Surgery of the inguinal hernia with new mesh
Written by:The groin is an area of natural weakness of the abdominal wall. As it is weaker with the passage of time and efforts, this protrusion of the contents of the abdomen can appear through the abdominal wall.
When it is not complicated, punctual pain may appear or a lump that disappears when stretched. The real problem is when a hernia is strangulated, that is to say, the intestine is caught in the hernia, which does not get blood and is infarcted. In this case, we are facing an authentic surgical emergency. To avoid these situations of danger is why the surgery of hernias is indicated.
Causes of inguinal hernia
Hernias appear in this area of weakness. The causes are multiple, genetic, acquired, high efforts, congenital because the path of descent of the testicle in its embryonic migration from the abdomen to the scrotum. Among many other causes.
Inguinal hernia treatment
The surgical operation is the only effective treatment. There are different techniques, but nowadays, in our environment, the most accepted is the use of meshes (prosthetics) that will give the fabric the consistency that it does not have by itself.. The use of meshes has reduced the recurrence (recurrence) of hernias.

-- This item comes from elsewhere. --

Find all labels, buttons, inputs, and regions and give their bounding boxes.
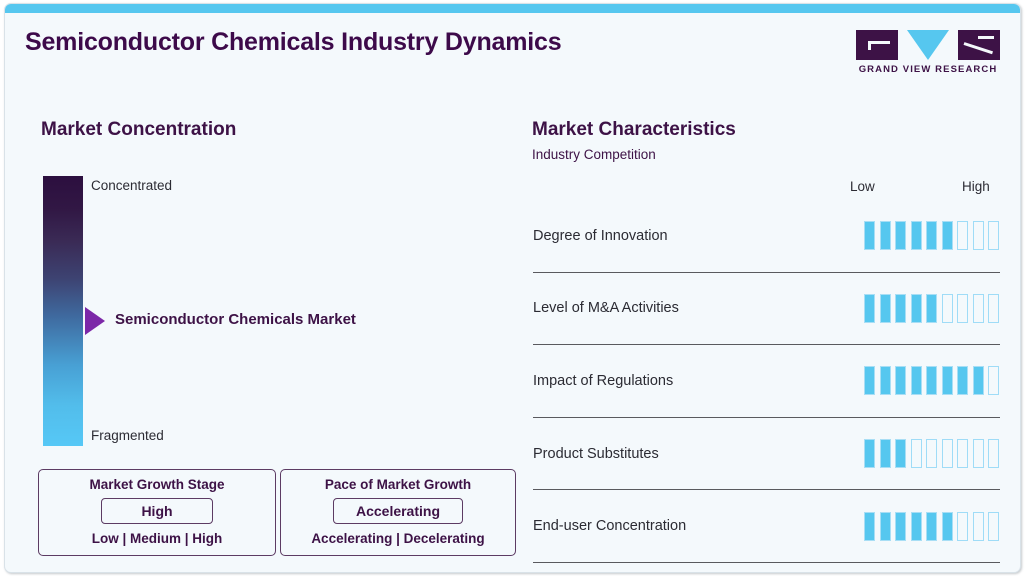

As for techniques, it can be performed with both conventional open surgery and laparoscopy.. Laparoscopy has demonstrated its superiority with respect to the conventional open technique in cases of bilateral inguinal hernia (in both groins), hernia already operated (relapsed) and in patients with high physical activity (athletes).
The new Progrip mesh is a mesh that does not need stitches because it attaches to the fabric with the same technology as Velcro. Has hooks that adhere to the fabric. By not having to puncture the tissue to join the prosthesis, we decreased the possibility of bleeding, of injuring large vessels and of trapping with a suture a nerve that would produce great pain during the postoperative period.
Inguinal hernia surgery
In healthy patients without pathology, they can be discharged 12-24 hours after surgery. Although, as in any surgery, postoperative monitoring is required to follow up and ensure that they do not recur. A month if everything is correct we can give the final discharge.